December 7, 2018
- • CUPE 4060’s 139 flight attendants work from bases in Abbotsford, Kelowna, Calgary, Edmonton, and Toronto. Since the summer of 2018, when Flair shifted its business model from a charter to “ultra low-cost carrier” (ULCC) service, the company has offered regular flights to eight Canadian and six U.S. cities. Since CUPE organized Flair flight attendants in November 2017, Local 4060 has been in bargaining with the airline for nearly a year.
- • In setting out its new ULCC business model, Flair initially called for existing members’ starting wage of $33/hour to be rolled back by $10/hour. This strategy was admittedly part of a company plan to compete with other budget airlines in order to meet its bottom line. Plans for other cost-cutting measures involve Flair’s impending switch to the new 737-800 planes, which will operate at 1:50 ratio—a reduction of the number of flight attendants per passenger.

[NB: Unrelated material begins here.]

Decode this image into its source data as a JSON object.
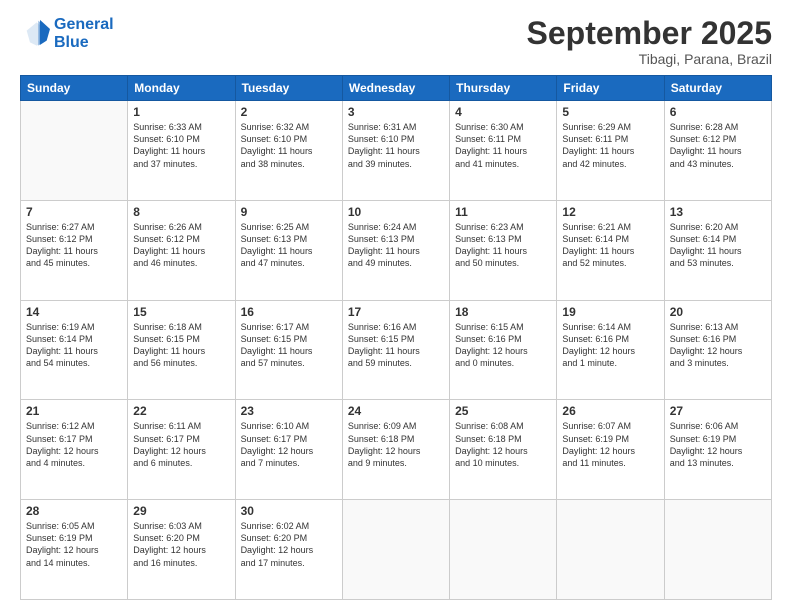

- • Under the original wage structure, existing flight attendants earn much less than the $33.20/ hour they are paid, based on real hours worked. Compensated for 80 hours per month, they are paid only for actual flight time, not preparation (including boarding passengers) or post-flight duties. This work adds up to 166 hours of average duty hours per month.
- • CUPE had already tabled a reasonable proposal—including two years of wage freezes—but Flair refused to consider it. The company made it sound like we were asking for more, which was never the case. The existing wage structure has been in place since September 1, 2016.

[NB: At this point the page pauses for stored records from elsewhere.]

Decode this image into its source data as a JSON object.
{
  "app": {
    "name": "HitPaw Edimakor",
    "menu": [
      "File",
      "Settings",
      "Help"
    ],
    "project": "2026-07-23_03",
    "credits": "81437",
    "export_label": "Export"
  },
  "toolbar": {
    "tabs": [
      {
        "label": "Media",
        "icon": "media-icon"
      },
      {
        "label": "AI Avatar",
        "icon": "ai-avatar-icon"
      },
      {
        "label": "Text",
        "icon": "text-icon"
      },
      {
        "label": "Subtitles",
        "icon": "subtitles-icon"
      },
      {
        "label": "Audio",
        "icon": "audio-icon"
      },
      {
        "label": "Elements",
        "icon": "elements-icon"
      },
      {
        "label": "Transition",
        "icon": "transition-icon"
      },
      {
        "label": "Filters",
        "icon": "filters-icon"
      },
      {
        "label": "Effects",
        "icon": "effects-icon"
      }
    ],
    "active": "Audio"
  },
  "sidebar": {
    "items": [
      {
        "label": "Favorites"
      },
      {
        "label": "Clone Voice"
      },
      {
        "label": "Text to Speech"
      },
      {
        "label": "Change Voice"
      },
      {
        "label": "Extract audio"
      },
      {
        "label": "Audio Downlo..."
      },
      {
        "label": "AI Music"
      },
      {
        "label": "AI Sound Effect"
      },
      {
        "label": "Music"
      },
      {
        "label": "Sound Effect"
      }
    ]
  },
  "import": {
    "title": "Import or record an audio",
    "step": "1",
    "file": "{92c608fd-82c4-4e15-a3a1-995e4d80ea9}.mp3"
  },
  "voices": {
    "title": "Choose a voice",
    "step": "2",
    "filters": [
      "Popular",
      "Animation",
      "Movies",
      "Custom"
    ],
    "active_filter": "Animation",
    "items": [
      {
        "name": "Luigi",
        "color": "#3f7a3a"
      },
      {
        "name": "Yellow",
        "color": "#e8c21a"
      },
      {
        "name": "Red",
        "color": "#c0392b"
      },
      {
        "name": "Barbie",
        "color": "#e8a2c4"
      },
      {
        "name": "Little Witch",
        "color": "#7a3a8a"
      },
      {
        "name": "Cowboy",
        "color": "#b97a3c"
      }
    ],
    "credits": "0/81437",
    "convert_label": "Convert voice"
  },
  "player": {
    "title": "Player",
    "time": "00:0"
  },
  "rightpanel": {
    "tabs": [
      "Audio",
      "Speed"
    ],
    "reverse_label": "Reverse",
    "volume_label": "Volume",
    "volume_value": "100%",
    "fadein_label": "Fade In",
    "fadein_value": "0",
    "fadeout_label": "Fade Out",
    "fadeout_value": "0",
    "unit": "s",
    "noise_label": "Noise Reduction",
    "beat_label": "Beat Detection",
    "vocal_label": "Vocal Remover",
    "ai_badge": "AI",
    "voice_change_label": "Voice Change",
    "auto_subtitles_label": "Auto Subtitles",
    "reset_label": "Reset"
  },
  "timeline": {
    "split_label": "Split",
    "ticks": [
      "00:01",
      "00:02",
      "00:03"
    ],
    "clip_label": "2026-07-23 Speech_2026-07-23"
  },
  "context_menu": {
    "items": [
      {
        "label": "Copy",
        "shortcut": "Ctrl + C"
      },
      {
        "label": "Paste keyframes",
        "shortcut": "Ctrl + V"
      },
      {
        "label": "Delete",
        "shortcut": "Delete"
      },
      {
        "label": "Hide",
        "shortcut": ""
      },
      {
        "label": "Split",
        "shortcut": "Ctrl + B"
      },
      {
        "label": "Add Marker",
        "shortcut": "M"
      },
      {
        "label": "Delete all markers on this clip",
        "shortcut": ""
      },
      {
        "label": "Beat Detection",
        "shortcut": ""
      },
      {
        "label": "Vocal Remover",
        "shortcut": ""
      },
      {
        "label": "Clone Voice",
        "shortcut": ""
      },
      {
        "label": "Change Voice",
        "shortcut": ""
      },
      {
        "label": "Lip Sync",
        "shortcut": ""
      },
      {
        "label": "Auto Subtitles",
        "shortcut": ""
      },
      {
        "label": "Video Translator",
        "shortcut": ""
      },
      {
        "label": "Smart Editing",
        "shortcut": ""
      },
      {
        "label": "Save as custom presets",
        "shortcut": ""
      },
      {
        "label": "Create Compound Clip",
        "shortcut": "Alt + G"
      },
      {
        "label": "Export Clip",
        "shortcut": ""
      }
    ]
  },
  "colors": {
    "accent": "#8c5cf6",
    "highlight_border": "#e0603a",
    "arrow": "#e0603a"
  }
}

- • When CUPE 4060 members responded to the company’s attempted wage rollback with a 98-per-cent strike vote, Flair’s next move was to try and set workers against each other by offering a two-tier wage and pension structure—less pay and no pension for future employees doing the same work as current employees. New hires would earn only $23 per hour, which amounts to just over $10 an hour when all non-flight duty hours are counted—less than the minimum wage for B.C., Alberta and Ontario.
- • CUPE has made every effort to return to the bargaining table, but Flair has refused to reconsider its two-tier wage proposal, which pays lower wages to new employees. Two-tier is a classic Employer divide-and-conquer strategy aimed at directing everyone toward the same (lower) rate eventually.
- • CUPE had made every attempt to resolve this dispute without resorting to job action. However, the company has rejected the union’s proposal to settle the dispute fairly via interest arbitration.